The Champ, having shaken hands with the two contenders, climbed out of the ring and resumed his seat beside Connie Grady, and the fighters rose from their corners as the referee waved them to the centre of the ring for instructions.
Pat, wide-eyed, shook her head unbelievingly.
“Simon, that man with the mask — he... he’s fantastic! Those arms — his gloves are touching his knees!”
“A fascinating example of evolution in reverse,” Simon remarked.
The Masked Angel was indeed a remarkable specimen. With his arms dangling alongside his enormous hairless body he was the very antithesis of the classic conception of an athlete, his sagging breasts and vast pink belly undulating in rolls, billows, and pleats of fat; and though his hips narrowed, wasp-like, to the negligible proportions of a bull gorilla’s, his flabby thighs ballooned out like a pair of mammoth loose-skinned sausages, tapering to a pair of stubby tree-trunk legs.

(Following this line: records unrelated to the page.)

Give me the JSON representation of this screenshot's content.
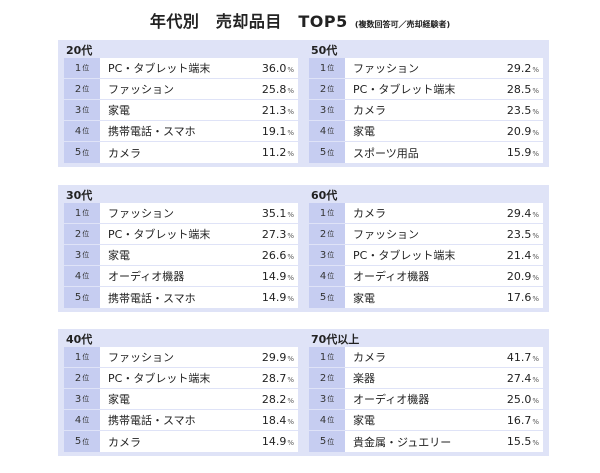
{
  "title": {
    "main": "年代別　売却品目　TOP5",
    "sub": "(複数回答可／売却経験者)"
  },
  "rank_suffix": "位",
  "unit": "%",
  "chart_data": [
    {
      "type": "table",
      "title": "20代",
      "rows": [
        {
          "rank": "1",
          "item": "PC・タブレット端末",
          "value": "36.0"
        },
        {
          "rank": "2",
          "item": "ファッション",
          "value": "25.8"
        },
        {
          "rank": "3",
          "item": "家電",
          "value": "21.3"
        },
        {
          "rank": "4",
          "item": "携帯電話・スマホ",
          "value": "19.1"
        },
        {
          "rank": "5",
          "item": "カメラ",
          "value": "11.2"
        }
      ]
    },
    {
      "type": "table",
      "title": "50代",
      "rows": [
        {
          "rank": "1",
          "item": "ファッション",
          "value": "29.2"
        },
        {
          "rank": "2",
          "item": "PC・タブレット端末",
          "value": "28.5"
        },
        {
          "rank": "3",
          "item": "カメラ",
          "value": "23.5"
        },
        {
          "rank": "4",
          "item": "家電",
          "value": "20.9"
        },
        {
          "rank": "5",
          "item": "スポーツ用品",
          "value": "15.9"
        }
      ]
    },
    {
      "type": "table",
      "title": "30代",
      "rows": [
        {
          "rank": "1",
          "item": "ファッション",
          "value": "35.1"
        },
        {
          "rank": "2",
          "item": "PC・タブレット端末",
          "value": "27.3"
        },
        {
          "rank": "3",
          "item": "家電",
          "value": "26.6"
        },
        {
          "rank": "4",
          "item": "オーディオ機器",
          "value": "14.9"
        },
        {
          "rank": "5",
          "item": "携帯電話・スマホ",
          "value": "14.9"
        }
      ]
    },
    {
      "type": "table",
      "title": "60代",
      "rows": [
        {
          "rank": "1",
          "item": "カメラ",
          "value": "29.4"
        },
        {
          "rank": "2",
          "item": "ファッション",
          "value": "23.5"
        },
        {
          "rank": "3",
          "item": "PC・タブレット端末",
          "value": "21.4"
        },
        {
          "rank": "4",
          "item": "オーディオ機器",
          "value": "20.9"
        },
        {
          "rank": "5",
          "item": "家電",
          "value": "17.6"
        }
      ]
    },
    {
      "type": "table",
      "title": "40代",
      "rows": [
        {
          "rank": "1",
          "item": "ファッション",
          "value": "29.9"
        },
        {
          "rank": "2",
          "item": "PC・タブレット端末",
          "value": "28.7"
        },
        {
          "rank": "3",
          "item": "家電",
          "value": "28.2"
        },
        {
          "rank": "4",
          "item": "携帯電話・スマホ",
          "value": "18.4"
        },
        {
          "rank": "5",
          "item": "カメラ",
          "value": "14.9"
        }
      ]
    },
    {
      "type": "table",
      "title": "70代以上",
      "rows": [
        {
          "rank": "1",
          "item": "カメラ",
          "value": "41.7"
        },
        {
          "rank": "2",
          "item": "楽器",
          "value": "27.4"
        },
        {
          "rank": "3",
          "item": "オーディオ機器",
          "value": "25.0"
        },
        {
          "rank": "4",
          "item": "家電",
          "value": "16.7"
        },
        {
          "rank": "5",
          "item": "貴金属・ジュエリー",
          "value": "15.5"
        }
      ]
    }
  ]
}
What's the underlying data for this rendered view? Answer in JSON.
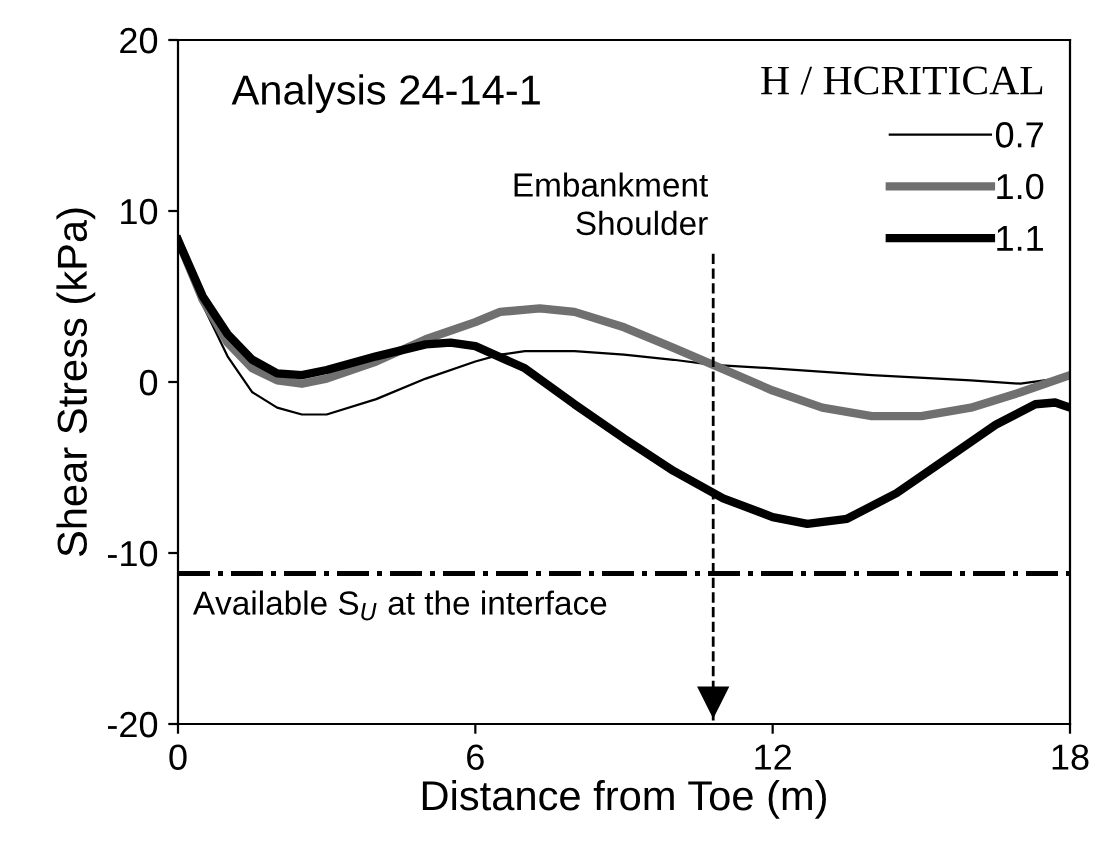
{
  "chart_data": {
    "type": "line",
    "xlabel": "Distance from Toe (m)",
    "ylabel": "Shear Stress (kPa)",
    "legend_title": "H / HCRITICAL",
    "annotations": [
      "Analysis 24-14-1"
    ],
    "xlim": [
      0,
      18
    ],
    "ylim": [
      -20,
      20
    ],
    "xticks": [
      0,
      6,
      12,
      18
    ],
    "yticks": [
      -20,
      -10,
      0,
      10,
      20
    ],
    "grid": false,
    "legend": "top right",
    "marker": "none",
    "line_style": "solid",
    "series": [
      {
        "name": "0.7",
        "color": "#000000",
        "x": [
          0,
          0.5,
          1,
          1.5,
          2,
          2.5,
          3,
          4,
          5,
          6,
          6.5,
          7,
          8,
          9,
          10,
          10.8,
          12,
          14,
          16,
          17,
          18
        ],
        "values": [
          8.3,
          4.5,
          1.5,
          -0.6,
          -1.5,
          -1.9,
          -1.9,
          -1.0,
          0.2,
          1.2,
          1.6,
          1.8,
          1.8,
          1.6,
          1.3,
          1.0,
          0.8,
          0.4,
          0.1,
          -0.1,
          0.3
        ]
      },
      {
        "name": "1.0",
        "color": "#707070",
        "x": [
          0,
          0.5,
          1,
          1.5,
          2,
          2.5,
          3,
          4,
          5,
          6,
          6.5,
          7.3,
          8,
          9,
          10,
          10.8,
          12,
          13,
          14,
          15,
          16,
          17,
          18
        ],
        "values": [
          8.3,
          4.8,
          2.3,
          0.8,
          0.1,
          -0.1,
          0.2,
          1.2,
          2.5,
          3.5,
          4.1,
          4.3,
          4.1,
          3.2,
          2.0,
          1.0,
          -0.5,
          -1.5,
          -2.0,
          -2.0,
          -1.5,
          -0.6,
          0.4
        ]
      },
      {
        "name": "1.1",
        "color": "#000000",
        "x": [
          0,
          0.5,
          1,
          1.5,
          2,
          2.5,
          3,
          4,
          5,
          5.5,
          6,
          7,
          8,
          9,
          10,
          11,
          12,
          12.7,
          13.5,
          14.5,
          15.5,
          16.5,
          17.3,
          17.7,
          18
        ],
        "values": [
          8.3,
          5.0,
          2.8,
          1.3,
          0.5,
          0.4,
          0.7,
          1.5,
          2.2,
          2.3,
          2.1,
          0.8,
          -1.3,
          -3.3,
          -5.2,
          -6.8,
          -7.9,
          -8.3,
          -8.0,
          -6.5,
          -4.5,
          -2.5,
          -1.3,
          -1.2,
          -1.5
        ]
      }
    ],
    "ref_lines": [
      {
        "axis": "y",
        "value": -11.2,
        "label": "Available S$_{U}$ at the interface",
        "color": "#000000",
        "line_style": "dashdot"
      },
      {
        "axis": "x",
        "value": 10.8,
        "label": "Embankment\nShoulder",
        "color": "#000000",
        "line_style": "dashed"
      }
    ]
  }
}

“A freak,” Pat decided. “He wears that ridiculous mask because he’s a pinhead.”
“But even he can do somebody some good. You’ve got to admit that he makes Hoppy look like a creature of svelte and sprightly beauty.”

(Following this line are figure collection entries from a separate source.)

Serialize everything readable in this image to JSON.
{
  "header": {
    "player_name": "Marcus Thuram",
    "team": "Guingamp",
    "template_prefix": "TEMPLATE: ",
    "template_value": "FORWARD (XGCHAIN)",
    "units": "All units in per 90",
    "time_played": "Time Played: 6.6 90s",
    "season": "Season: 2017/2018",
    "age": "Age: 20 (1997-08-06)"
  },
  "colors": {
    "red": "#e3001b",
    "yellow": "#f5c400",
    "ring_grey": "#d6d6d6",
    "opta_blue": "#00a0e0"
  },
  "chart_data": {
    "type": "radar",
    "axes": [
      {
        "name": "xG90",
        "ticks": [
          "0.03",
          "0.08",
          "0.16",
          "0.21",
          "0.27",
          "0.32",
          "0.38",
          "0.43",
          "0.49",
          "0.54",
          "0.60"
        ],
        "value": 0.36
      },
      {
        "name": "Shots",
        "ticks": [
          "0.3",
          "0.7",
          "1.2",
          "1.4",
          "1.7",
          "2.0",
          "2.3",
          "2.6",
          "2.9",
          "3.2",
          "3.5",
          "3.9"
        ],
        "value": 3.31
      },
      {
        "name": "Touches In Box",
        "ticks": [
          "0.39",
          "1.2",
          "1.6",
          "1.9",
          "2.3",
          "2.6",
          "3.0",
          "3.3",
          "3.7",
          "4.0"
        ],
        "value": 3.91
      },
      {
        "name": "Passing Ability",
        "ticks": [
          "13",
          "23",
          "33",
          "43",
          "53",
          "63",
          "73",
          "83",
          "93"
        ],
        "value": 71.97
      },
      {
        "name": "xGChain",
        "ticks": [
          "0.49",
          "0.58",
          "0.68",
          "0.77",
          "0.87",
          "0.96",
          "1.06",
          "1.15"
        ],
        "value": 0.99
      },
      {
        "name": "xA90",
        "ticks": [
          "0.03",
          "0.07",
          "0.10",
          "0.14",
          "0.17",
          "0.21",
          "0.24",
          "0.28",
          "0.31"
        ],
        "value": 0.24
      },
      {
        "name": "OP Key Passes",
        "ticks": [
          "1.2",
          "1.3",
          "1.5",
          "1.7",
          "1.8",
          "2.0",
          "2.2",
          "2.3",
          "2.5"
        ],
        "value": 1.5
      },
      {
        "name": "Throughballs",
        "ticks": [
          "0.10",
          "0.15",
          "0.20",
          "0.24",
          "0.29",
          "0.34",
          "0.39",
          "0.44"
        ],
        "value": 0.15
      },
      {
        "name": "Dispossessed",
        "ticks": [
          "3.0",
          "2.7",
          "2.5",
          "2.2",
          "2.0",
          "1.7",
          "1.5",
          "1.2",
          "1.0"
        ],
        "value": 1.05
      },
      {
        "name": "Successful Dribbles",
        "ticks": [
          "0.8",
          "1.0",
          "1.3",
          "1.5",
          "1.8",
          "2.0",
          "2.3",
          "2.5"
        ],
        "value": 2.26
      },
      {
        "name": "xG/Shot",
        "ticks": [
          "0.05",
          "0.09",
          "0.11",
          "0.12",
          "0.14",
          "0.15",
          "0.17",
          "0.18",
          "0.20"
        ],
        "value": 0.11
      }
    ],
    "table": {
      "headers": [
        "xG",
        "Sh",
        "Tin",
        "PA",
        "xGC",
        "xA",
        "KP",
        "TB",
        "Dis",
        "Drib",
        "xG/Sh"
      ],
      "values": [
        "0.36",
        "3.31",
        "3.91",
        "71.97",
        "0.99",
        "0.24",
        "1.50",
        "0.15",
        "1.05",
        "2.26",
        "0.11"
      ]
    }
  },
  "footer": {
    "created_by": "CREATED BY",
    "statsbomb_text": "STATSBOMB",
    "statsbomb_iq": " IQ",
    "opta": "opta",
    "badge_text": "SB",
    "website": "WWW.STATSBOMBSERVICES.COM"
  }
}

“In dis racket, boss,” Hoppy mulled with a heavy concentration of wisdom, “you don’t have to be good-lookin’.” Suddenly he sat up straight and strained forward. “Well, for cryin’ out loud!”
“What’s the matter?” The Saint followed his gaze to the ring.
Hoppy waved a finger the size of a knockwurst in the general direction of the two contestants and their handlers standing in the middle of the ring listening to the referee.